At best, reviving the credit would create a few temporary jobs. These are not the kinds of long-lasting jobs that are needed to lower the unemployment rate permanently to acceptable levels.
If Congress borrows more money or raises other taxes to finance the credit instead of cutting spending, it will take resources out of the private sector that are supporting jobs there now. In this likely scenario, the number of jobs destroyed by the hiring credit would be greater than the number of temporary positions created, because the private market allocates those resources more efficiently than would the government-designed hiring credit.

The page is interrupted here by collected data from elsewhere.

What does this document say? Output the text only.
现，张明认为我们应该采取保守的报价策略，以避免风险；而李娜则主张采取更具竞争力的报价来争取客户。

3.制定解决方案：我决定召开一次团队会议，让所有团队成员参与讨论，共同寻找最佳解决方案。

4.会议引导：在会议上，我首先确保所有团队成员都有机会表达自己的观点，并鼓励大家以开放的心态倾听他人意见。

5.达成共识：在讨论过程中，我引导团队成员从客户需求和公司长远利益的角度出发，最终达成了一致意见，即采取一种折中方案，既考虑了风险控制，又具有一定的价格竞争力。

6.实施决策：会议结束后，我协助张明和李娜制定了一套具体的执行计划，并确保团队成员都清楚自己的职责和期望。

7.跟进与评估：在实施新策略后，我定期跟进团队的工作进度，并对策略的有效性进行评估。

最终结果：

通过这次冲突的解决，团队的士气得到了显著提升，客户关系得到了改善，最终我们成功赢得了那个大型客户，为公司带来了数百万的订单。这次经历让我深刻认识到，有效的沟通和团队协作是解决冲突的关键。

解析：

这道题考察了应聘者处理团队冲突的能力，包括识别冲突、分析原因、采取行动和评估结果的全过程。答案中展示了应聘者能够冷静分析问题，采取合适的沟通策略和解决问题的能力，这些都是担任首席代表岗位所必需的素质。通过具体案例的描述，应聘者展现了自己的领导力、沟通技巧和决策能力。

A further downside of the hiring credit is that Congress cannot effectively design it to differentiate between jobs that businesses already planned to add and temporary positions that they might add because of the credit. The credit would end up subsidizing businesses that already planned to add new payroll, because they would receive the credit for jobs they were going to add without the credit.
3. Increasing Deduction for Startup Costs Wrong Approach
Under current law, startup businesses can deduct $5,000 in their first year for expenses related to launching the business like business analysis, advertising, salaries and wages for employees they are training, travel for setting up the business, and payments for professional services. They can deduct the remaining portion of those expenses in future years. President Obama wants to double the initial deduction amount to $10,000.

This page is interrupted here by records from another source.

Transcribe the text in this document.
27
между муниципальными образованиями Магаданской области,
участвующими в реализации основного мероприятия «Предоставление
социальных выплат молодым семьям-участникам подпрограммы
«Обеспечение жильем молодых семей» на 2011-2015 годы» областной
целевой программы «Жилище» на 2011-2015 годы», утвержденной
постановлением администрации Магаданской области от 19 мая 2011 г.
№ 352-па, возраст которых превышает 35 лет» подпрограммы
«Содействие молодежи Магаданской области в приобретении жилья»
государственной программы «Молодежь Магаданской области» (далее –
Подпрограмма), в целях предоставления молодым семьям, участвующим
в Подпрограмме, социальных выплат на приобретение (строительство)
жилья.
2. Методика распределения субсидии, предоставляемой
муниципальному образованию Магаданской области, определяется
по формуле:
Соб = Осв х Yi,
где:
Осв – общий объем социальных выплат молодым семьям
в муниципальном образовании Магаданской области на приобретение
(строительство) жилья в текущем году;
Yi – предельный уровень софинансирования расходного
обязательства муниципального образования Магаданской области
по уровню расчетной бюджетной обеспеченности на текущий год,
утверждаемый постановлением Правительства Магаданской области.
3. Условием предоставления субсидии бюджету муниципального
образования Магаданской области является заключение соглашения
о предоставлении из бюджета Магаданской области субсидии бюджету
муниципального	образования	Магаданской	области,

Reducing startup costs would help entrepreneurs get their ideas off the ground, but President Obama’s policy will not reduce those costs enough to move the needle on job creation. It is the total cost of starting a business that discourages entrepreneurs, not how fast they can deduct those costs once they get the business going.
The thicket of regulations that businesses must comply with before beginning operations causes those costs to mount rapidly. Policies designed to weed out unnecessary regulations would be a more effective way to lower startup costs.
4. Expensing Helps in the Long Term
Since the beginning of 2011, businesses of all sizes have been able to deduct 100 percent of the cost of investments from their taxable income immediately. This policy is known as expensing.
Expensing is the proper treatment of capital expenditures. The cumbersome depreciation system usually in place for capital purchases increases the cost of capital by raising its after-tax price. Expensing eliminates the tax-imposed price increase and returns the cost of capital to its market level.
The temporary expensing policy expires at the end of February with the payroll tax holiday. President Obama proposes to keep it in place through the end of the year. Congress should adopt this proposal and then work to make it permanent as part of fundamental tax reform. Expensing will not cause an immediate job boom, but it will set up the economy for stronger job creation.
Bold Reform Needed
President Obama’s tax policies in his Startup America Initiative do nothing more than nibble around the edge of the serious burden that taxes put on job creation. Only fundamental tax reform that lowers marginal tax rates for all individuals and businesses, removes existing distortions and inequities, and eliminates taxes on saving and investment can completely lift that burden.
Such a bold reform requires leadership from the presidential level. Tax reform will be more difficult to achieve than passing a small collection of ineffectual policies, but the reward for the economy will be an abundance of new jobs far above what the President could hope for from his small-business tax policies.
Curtis S. Dubay is Senior Analyst in Tax Policy in the Thomas A. Roe Institute for Economic Policy Studies at The Heritage Foundation.